2022 Universal Registration Document

Chapter 2 : Corporate governance

Pursuant to the criterion relating to operating profit, in order for all the free shares granted to finally vest at the end of the vesting period, a level of growth defined by the Board but not made public for confidentiality reasons, must be achieved or exceeded. Below this level, the grant decreases. If the operating profit does not increase in absolute value over the period, no share will finally vest pursuant to this criterion.

With regard to the criterion of fulfilling commitments made under the L’Oréal for the Future programme, in order for all the free shares granted to be finally vested by the beneficiaries at the end of the vesting period, an average of 65% of the L’Oréal for the Future Commitments must be achieved during the vesting period.

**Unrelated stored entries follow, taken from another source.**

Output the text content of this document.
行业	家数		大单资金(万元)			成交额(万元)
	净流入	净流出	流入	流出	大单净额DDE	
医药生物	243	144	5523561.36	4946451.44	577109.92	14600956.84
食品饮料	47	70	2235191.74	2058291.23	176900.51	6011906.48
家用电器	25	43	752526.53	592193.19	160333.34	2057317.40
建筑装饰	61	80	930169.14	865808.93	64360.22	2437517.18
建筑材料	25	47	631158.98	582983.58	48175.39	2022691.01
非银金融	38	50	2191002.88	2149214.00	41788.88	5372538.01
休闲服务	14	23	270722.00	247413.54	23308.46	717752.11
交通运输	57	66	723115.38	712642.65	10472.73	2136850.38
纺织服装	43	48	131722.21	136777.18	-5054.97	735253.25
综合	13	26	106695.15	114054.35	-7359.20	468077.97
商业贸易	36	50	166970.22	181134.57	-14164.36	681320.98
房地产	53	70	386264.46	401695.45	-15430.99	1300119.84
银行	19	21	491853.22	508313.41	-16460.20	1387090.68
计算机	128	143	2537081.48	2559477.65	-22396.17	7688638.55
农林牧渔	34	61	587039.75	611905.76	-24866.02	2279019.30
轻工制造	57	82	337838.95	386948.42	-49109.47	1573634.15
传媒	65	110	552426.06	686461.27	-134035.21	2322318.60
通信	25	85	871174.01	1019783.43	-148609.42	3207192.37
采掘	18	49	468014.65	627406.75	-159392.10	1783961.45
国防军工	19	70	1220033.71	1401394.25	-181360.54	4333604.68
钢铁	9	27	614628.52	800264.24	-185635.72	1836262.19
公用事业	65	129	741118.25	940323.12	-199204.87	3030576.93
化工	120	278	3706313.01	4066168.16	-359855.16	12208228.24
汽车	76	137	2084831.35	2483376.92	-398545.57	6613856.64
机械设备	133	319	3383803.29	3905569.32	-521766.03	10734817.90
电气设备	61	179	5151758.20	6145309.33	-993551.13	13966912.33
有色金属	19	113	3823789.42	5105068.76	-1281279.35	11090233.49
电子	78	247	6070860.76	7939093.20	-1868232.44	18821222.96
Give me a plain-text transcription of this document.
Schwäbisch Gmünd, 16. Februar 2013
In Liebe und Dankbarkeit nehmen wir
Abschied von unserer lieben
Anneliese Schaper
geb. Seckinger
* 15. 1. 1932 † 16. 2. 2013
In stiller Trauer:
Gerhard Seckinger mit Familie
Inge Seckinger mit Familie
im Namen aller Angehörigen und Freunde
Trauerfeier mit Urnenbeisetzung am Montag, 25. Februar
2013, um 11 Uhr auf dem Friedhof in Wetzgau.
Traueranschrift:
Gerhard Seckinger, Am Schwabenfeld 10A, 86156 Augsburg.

Below this level, the grant decreases. No shares will vest if the average level of achievement for the L’Oréal for the Future Commitments falls below 50%.

With regard to the criterion of gender balance in strategic positions, in order for all the free shares granted to be finally vested by the beneficiaries at the end of the vesting period, the average proportion of employees of each gender in strategic positions must be at least 40%. Below this level, the grant decreases. No shares will vest in relation to this criterion if the average representation of one of the sexes is less than35% over the vesting period.

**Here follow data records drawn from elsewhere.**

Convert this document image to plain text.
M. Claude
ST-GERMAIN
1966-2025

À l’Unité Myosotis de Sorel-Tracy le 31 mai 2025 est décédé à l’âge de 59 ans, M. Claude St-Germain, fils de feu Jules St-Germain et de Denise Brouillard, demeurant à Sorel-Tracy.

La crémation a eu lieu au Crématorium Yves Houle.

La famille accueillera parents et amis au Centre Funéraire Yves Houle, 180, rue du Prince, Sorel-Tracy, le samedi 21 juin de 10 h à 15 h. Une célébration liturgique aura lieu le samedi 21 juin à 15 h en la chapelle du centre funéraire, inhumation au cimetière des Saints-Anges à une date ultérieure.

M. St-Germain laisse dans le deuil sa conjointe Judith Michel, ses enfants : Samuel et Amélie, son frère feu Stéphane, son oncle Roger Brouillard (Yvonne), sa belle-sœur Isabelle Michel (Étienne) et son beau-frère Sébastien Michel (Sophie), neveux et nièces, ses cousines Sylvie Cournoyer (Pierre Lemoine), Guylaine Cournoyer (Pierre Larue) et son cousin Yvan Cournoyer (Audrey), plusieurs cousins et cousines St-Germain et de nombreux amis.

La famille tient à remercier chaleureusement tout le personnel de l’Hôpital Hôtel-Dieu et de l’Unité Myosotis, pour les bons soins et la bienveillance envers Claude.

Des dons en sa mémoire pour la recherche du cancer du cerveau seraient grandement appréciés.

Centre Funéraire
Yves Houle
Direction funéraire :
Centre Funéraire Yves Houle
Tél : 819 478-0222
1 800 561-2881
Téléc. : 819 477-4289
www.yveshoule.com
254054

The figures recorded year on year to determine the levels of performance achieved are published in Chapter 7.

Main features of the grant

This Plan enabled 700,000 performance shares (ACAs), i.e. 0,1%of the share capital, to be granted to 2,647 beneficiaries.

The conditional grant of performance shares benefiting Mr Nicolas Hieronimus in 2022 represents 2.86% of the total number of performance shares granted and 0.004% of the share capital as at 26 July 2022.

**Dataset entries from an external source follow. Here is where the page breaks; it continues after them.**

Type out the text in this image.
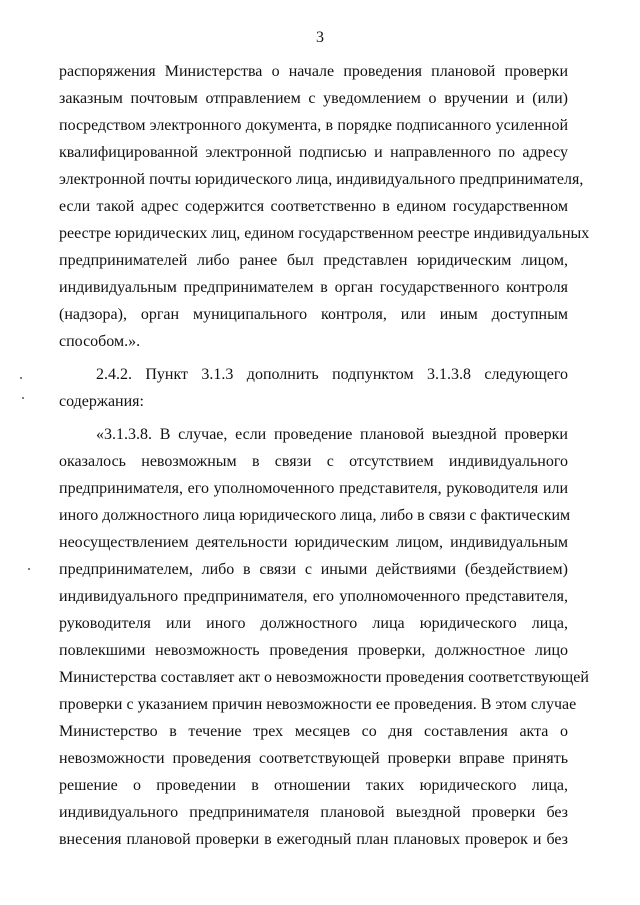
3
распоряжения Министерства о начале проведения плановой проверки
заказным почтовым отправлением с уведомлением о вручении и (или)
посредством электронного документа, в порядке подписанного усиленной
квалифицированной электронной подписью и направленного по адресу
электронной почты юридического лица, индивидуального предпринимателя,
если такой адрес содержится соответственно в едином государственном
реестре юридических лиц, едином государственном реестре индивидуальных
предпринимателей либо ранее был представлен юридическим лицом,
индивидуальным предпринимателем в орган государственного контроля
(надзора), орган муниципального контроля, или иным доступным
способом.».
2.4.2. Пункт 3.1.3 дополнить подпунктом 3.1.3.8 следующего
содержания:
«3.1.3.8. В случае, если проведение плановой выездной проверки
оказалось невозможным в связи с отсутствием индивидуального
предпринимателя, его уполномоченного представителя, руководителя или
иного должностного лица юридического лица, либо в связи с фактическим
неосуществлением деятельности юридическим лицом, индивидуальным
предпринимателем, либо в связи с иными действиями (бездействием)
индивидуального предпринимателя, его уполномоченного представителя,
руководителя или иного должностного лица юридического лица,
повлекшими невозможность проведения проверки, должностное лицо
Министерства составляет акт о невозможности проведения соответствующей
проверки с указанием причин невозможности ее проведения. В этом случае
Министерство в течение трех месяцев со дня составления акта о
невозможности проведения соответствующей проверки вправе принять
решение о проведении в отношении таких юридического лица,
индивидуального предпринимателя плановой выездной проверки без
внесения плановой проверки в ежегодный план плановых проверок и без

In addition, as a corporate officer, Mr Nicolas Hieronimus will retain 50% of the shares that will finally vest at the end of the vesting period in registered form until the end of his term of corporate office.

Furthermore, Mr Nicolas Hieronimus has undertaken not to use risk hedging instruments.

To recap, Mr Nicolas Hieronimus was not awarded any other long-term incentives in 2022.

2.4.2.2.4. Remuneration as Director

Mr Nicolas Hieronimus does not receive any remuneration as Director.

He does not receive any remuneration as a Director of the Group companies.

2.4.2.2.5. Additional social protection schemes

Mr Nicolas Hieronimus continues to benefit, because of his classification as a senior manager during his term of office, from the additional social protection schemes and, in particular, the defined contribution pension scheme, and the employee benefit and healthcare schemes applicable to the Company’s employees.

The amount of the employer’s contributions to the employee benefit and healthcare schemes for 2022 amounted to €4,217.94, and the amount of the employer’s contribution to the Defined Contribution Pension scheme amounted to €6,376.08.

Under the Defined Contribution Pension Scheme (“L’Oréal RCD”, as described in chapter 4), the rights of which are strictly proportional to the contributions paid, and which benefits all employees of L’Oréal in France, the estimated amount of Mr Nicolas Hieronimus’s annual retirement pension at 31 December 2022 would be a gross amount of €5,151.

As for all other senior managers of the Group, the pension resulting from the employer contributions of the L’Oréal RCD will be deducted from the amount of the Pension Cover for the calculation of the life annuity potentially due under this plan so that these benefits are not combined.

As a reminder, the lifetime risk related to the plans resulting from Article 83, 2° of the French General Tax Code is borne by the insurer.

2.4.2.3. Remuneration paid or allocated to Mr Jean-Paul Agon, Chairman of the Board of Directors
2.4.2.3.1. Fixed remuneration

At its meeting of 9 February 2022, and on the recommendation of the Human Resources and Remuneration Committee, the Board of Directors decided to maintain Mr Jean–Paul Agon’s fixed annual remuneration at the gross amount of €1,600,000.

2.4.2.3.2. Additional social protection schemes

The Chairman of the Board benefits from the same employee benefit scheme as the senior managers of the Company.

The amount of employer contributions to employee benefit plans was €3,433.